Finch laughed again and shook his head. "I swear, Dave, when you get going—"
Masters put the rest of the egg in his mouth, chewed contentedly for a moment, and took a long swallow of beer. "But you're both wrong," he said. "It is an asylum or—what do they call them now?—a rest home, for the infirm, the aged, the discontent, and the otherwise incompetent. Look at the three of us—we are the University. The stranger would not know that we have so much in common, but we know, don't we? We know well."
Finch was laughing. "What's that, Dave?"
Interested now in what he was saying, Masters leaned intently across the table. "Let's take you first, Finch. Being as kind as I can, I would say that you are the incompetent.
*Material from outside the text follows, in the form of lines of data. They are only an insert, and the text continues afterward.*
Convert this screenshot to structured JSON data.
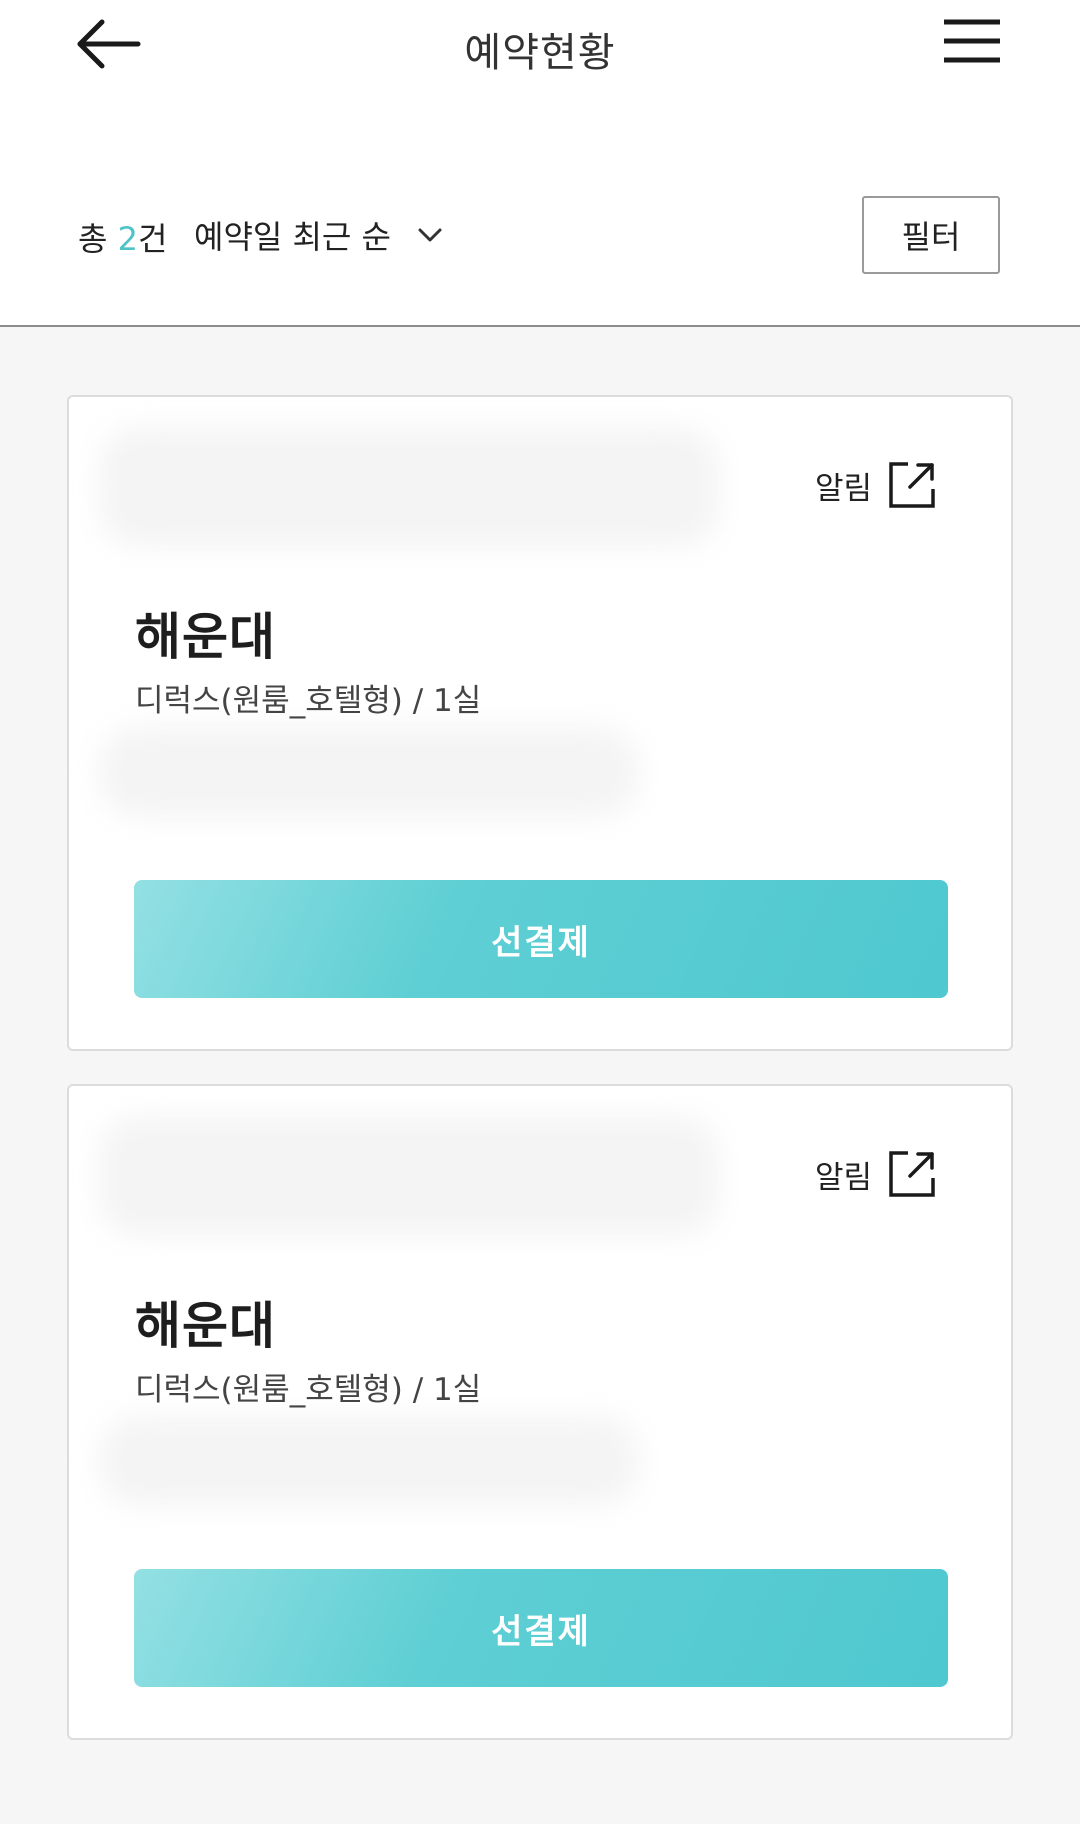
{
  "header": {
    "title": "예약현황",
    "back_icon": "arrow-left-icon",
    "menu_icon": "hamburger-menu-icon"
  },
  "summary": {
    "total_prefix": "총 ",
    "total_count": "2",
    "total_suffix": "건",
    "sort_label": "예약일 최근 순",
    "sort_icon": "chevron-down-icon",
    "filter_label": "필터"
  },
  "colors": {
    "accent": "#4fc3c9",
    "button": "#52c9cf"
  },
  "reservations": [
    {
      "alert_label": "알림",
      "alert_icon": "external-link-icon",
      "place": "해운대",
      "room": "디럭스(원룸_호텔형) / 1실",
      "pay_label": "선결제"
    },
    {
      "alert_label": "알림",
      "alert_icon": "external-link-icon",
      "place": "해운대",
      "room": "디럭스(원룸_호텔형) / 1실",
      "pay_label": "선결제"
    }
  ]
}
As you yourself know, you're not really very bright—though that doesn't have everything to do with it."
"Here, now," Finch said, still laughing.
"But you're bright enough—and just bright enough—to realize what would happen to you in the world. You're cut out for failure, and you know it. Though you're capable of being a son-of-a-bitch, you're not quite ruthless enough to be so consistently. Though you're not precisely the most honest man I've ever known, neither are you heroically dishonest. On the one hand, you're capable of work, but you're just lazy enough so that you can't work as hard as the world would want you to. On the other hand, you're not quite so lazy that you can impress upon the world a sense of your importance. And you're not lucky—not really. No aura rises from you, and you wear a puzzled expression. In the world you would always be on the fringe of success, and you would be destroyed by your failure. So you are chosen, elected; providence, whose sense of humor has always amused me, has snatched you from the jaws of the world and placed you safely here, among your brothers."
Still smiling and ironically malevolent, he turned to Stoner. "Nor do you escape, my friend. No indeed. Who are you? A simple son of the soil, as you pretend to yourself? Oh, no. You, too, are among the infirm—you are the dreamer, the madman in a madder world, our own midwestern Don Quixote without his Sancho, gamboling under the blue sky. You're bright enough—brighter anyhow than our mutual friend. But you have the taint, the old infirmity. You think there's something here, something to find. Well, in the world you'd learn soon enough. You, too, are cut out for failure; not that you'd fight the world. You'd let it chew you up and spit you out, and you'd lie there wondering what was wrong. Because you'd always expect the world to be something it wasn't, something it had no wish to be. The weevil in the cotton, the worm in the beanstalk, the borer in the corn. You couldn't face them, and you couldn't fight them; because you're too weak, and you're too strong. And you have no place to go in the world."
"What about you?" Finch asked. "What about yourself?"
"Oh," Masters said, leaning back, "I'm one of you. Worse, in fact. I'm too bright for the world, and I won't keep my mouth shut about it; it's a disease for which there is no cure. So I must be locked up, where I can be safely irresponsible, where I can do no harm." He leaned forward again and smiled at them. "We're all poor Toms, and we're a-cold."